作者
Hikaru Nakahara,Atsushi Ono,C. Nelson Hayes,Yuki Shirane,Ryoichi Miura,Yasutoshi Fujii,Serami Murakami,Kenji Yamaoka,Hongmei Bao,Shinsuke Uchikawa,Hatsue Fujino,Eisuke Murakami,Tomokazu Kawaoka,Daiki Miki,Masataka Tsuge,Shiro Oka,Takahiro Kinami,Takashi Moriya,Kei Morio,Kei Amioka,Yoshitaka Nabeshima,Shigeki Yano,Keiichi Masaki,Yosuke Suehiro,Yasuyuki Aisaka,Michihiro Nonaka,Shiomi Aimitsu,Keitaro Yamashina,Akira Hiramatsu,Hiroshi Aikata,Takashi Nakahara,Yumi Kosaka,Keiji Tsuji,Nami Mori,Shintaro Takaki,K. Ohya,Yoshio Katamura,Hajime Amano,Hiroiku Kawakami,Yoshiiku Kawakami,Takahiro Azakami,Hirotaka Kohno,Yuji Teraoka,Kazunari Masuda,Toru Tamura,Yuko Nagaoki,Shinsuke Kira,Keiko Ueda,Hiroyuki Ito,Chihiro Kikugawa,K. Kamada,Kensuke Naruto,Keiko Arataki
摘要
PURPOSE Postsustained virologic response (SVR) screening following clinical guidelines does not address individual risk of hepatocellular carcinoma (HCC). Our aim is to provide tailored screening for patients using machine learning to predict HCC incidence after SVR. METHODS Using clinical data from 1,028 SVR patients, we developed an HCC prediction model using a random survival forest (RSF). Model performance was assessed using Harrel's c-index and validated in an independent cohort of 737 SVR patients. Shapley additive explanation (SHAP) facilitated feature quantification, whereas optimal cutoffs were determined using maximally selected rank statistics.

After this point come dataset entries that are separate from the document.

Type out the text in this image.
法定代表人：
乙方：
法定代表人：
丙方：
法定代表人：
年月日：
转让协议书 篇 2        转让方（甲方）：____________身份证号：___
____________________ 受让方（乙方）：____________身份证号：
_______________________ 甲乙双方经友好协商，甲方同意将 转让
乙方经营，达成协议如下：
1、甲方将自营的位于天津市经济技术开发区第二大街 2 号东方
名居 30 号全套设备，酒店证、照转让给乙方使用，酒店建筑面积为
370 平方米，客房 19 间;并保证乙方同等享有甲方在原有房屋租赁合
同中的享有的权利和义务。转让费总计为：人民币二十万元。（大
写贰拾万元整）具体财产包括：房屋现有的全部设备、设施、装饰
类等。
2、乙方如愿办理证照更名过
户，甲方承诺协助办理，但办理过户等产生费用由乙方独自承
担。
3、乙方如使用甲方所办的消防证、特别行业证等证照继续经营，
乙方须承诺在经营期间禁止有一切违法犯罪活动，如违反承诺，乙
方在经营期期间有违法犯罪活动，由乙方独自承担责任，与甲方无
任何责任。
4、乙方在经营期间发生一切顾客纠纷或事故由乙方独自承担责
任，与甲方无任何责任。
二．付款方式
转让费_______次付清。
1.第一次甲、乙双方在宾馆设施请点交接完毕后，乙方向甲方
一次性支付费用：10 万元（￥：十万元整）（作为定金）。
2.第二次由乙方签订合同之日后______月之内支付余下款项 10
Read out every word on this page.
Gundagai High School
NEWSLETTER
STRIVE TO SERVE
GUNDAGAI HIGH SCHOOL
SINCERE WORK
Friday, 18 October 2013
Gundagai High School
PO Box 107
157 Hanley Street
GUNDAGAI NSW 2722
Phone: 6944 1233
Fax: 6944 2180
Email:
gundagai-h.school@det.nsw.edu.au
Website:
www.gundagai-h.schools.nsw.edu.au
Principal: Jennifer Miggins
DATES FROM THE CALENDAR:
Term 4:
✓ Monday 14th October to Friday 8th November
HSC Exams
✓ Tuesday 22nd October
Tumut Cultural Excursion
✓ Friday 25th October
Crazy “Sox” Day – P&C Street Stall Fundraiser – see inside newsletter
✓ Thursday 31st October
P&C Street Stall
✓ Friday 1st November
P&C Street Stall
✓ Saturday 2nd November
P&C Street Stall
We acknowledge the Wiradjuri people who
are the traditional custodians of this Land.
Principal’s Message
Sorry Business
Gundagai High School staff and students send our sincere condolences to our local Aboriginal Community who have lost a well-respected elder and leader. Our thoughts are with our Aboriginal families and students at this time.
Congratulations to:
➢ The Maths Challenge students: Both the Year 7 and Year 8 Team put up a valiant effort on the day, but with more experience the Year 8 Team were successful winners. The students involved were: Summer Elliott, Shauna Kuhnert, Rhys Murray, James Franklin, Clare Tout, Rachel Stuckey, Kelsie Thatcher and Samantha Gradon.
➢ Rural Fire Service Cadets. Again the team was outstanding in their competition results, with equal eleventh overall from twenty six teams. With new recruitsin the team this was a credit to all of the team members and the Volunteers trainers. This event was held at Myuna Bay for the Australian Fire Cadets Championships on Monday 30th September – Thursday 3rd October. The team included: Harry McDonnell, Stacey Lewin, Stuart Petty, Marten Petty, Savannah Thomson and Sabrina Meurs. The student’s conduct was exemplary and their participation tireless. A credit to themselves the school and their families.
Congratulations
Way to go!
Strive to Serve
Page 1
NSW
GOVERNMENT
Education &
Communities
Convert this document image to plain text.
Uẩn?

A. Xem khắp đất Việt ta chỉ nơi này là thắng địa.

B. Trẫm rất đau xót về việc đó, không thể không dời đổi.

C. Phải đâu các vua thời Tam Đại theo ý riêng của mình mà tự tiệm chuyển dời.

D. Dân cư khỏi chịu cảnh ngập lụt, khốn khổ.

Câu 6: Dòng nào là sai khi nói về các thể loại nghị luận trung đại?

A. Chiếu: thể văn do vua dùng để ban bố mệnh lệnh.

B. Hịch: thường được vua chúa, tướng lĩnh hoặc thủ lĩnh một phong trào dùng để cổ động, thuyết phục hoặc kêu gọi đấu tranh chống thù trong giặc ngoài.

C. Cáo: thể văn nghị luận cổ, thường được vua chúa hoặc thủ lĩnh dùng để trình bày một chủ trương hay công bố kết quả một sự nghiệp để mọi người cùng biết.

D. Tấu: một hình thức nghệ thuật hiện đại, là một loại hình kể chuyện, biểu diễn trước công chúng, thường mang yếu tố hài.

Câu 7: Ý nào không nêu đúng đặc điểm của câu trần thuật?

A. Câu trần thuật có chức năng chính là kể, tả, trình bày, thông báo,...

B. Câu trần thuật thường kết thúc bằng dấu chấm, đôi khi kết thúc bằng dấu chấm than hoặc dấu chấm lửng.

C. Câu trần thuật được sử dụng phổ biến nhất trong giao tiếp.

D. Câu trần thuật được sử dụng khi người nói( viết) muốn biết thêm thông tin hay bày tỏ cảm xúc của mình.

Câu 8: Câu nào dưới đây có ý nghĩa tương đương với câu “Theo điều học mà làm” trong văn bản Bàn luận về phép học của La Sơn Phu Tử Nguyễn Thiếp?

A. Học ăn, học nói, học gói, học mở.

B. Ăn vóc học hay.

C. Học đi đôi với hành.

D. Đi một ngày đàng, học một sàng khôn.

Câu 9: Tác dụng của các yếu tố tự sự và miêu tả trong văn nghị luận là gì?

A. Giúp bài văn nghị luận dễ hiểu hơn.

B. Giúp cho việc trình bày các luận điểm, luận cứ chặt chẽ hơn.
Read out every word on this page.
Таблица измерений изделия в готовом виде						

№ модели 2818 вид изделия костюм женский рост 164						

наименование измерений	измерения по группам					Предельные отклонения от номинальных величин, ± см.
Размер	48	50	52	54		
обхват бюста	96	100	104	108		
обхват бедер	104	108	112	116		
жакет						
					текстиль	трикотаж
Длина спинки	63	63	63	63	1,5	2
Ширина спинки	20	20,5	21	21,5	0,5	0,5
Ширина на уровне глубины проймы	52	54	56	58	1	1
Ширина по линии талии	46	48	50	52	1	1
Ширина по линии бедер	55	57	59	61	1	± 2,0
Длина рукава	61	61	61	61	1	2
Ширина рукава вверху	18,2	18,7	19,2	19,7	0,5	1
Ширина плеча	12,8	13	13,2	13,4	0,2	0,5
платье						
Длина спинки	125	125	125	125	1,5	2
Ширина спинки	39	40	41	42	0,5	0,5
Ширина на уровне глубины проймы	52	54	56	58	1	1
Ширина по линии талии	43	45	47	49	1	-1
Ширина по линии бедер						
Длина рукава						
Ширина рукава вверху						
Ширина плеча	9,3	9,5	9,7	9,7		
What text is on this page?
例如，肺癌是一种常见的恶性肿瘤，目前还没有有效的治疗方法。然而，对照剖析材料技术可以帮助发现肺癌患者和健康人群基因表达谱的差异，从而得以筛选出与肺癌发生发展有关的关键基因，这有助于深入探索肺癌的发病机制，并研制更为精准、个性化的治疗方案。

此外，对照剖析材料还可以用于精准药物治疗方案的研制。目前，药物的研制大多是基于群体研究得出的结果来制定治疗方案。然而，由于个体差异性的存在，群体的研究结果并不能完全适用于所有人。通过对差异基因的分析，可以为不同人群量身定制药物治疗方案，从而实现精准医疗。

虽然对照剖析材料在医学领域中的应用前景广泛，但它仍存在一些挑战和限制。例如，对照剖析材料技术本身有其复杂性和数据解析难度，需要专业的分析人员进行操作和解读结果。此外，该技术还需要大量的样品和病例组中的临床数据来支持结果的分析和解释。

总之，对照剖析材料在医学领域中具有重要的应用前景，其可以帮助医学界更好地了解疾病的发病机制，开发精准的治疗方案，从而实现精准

We used Kaplan-Meier analysis to compare cumulative HCC incidence between risk groups. RESULTS We achieved c-index scores and 95% CIs of 0.90 (0.85 to 0.94) and 0.80 (0.74 to 0.85) in the derivation and validation cohorts, respectively, in a model using platelet count, gamma-glutamyl transpeptidase, sex, age, and ALT. Stratification resulted in four risk groups: low, intermediate, high, and very high. The 5-year cumulative HCC incidence rates and 95% CIs for these groups were as follows: derivation: 0% (0 to 0), 3.8% (0.6 to 6.8), 26.2% (17.2 to 34.3), and 54.2% (20.2 to 73.7), respectively, and validation: 0.7% (0 to 1.6), 7.1% (2.7 to 11.3), 5.2% (0 to 10.8), and 28.6% (0 to 55.3), respectively. CONCLUSION The integration of RSF and SHAP enabled accurate HCC risk classification after SVR, which may facilitate individualized HCC screening strategies and more cost-effective care.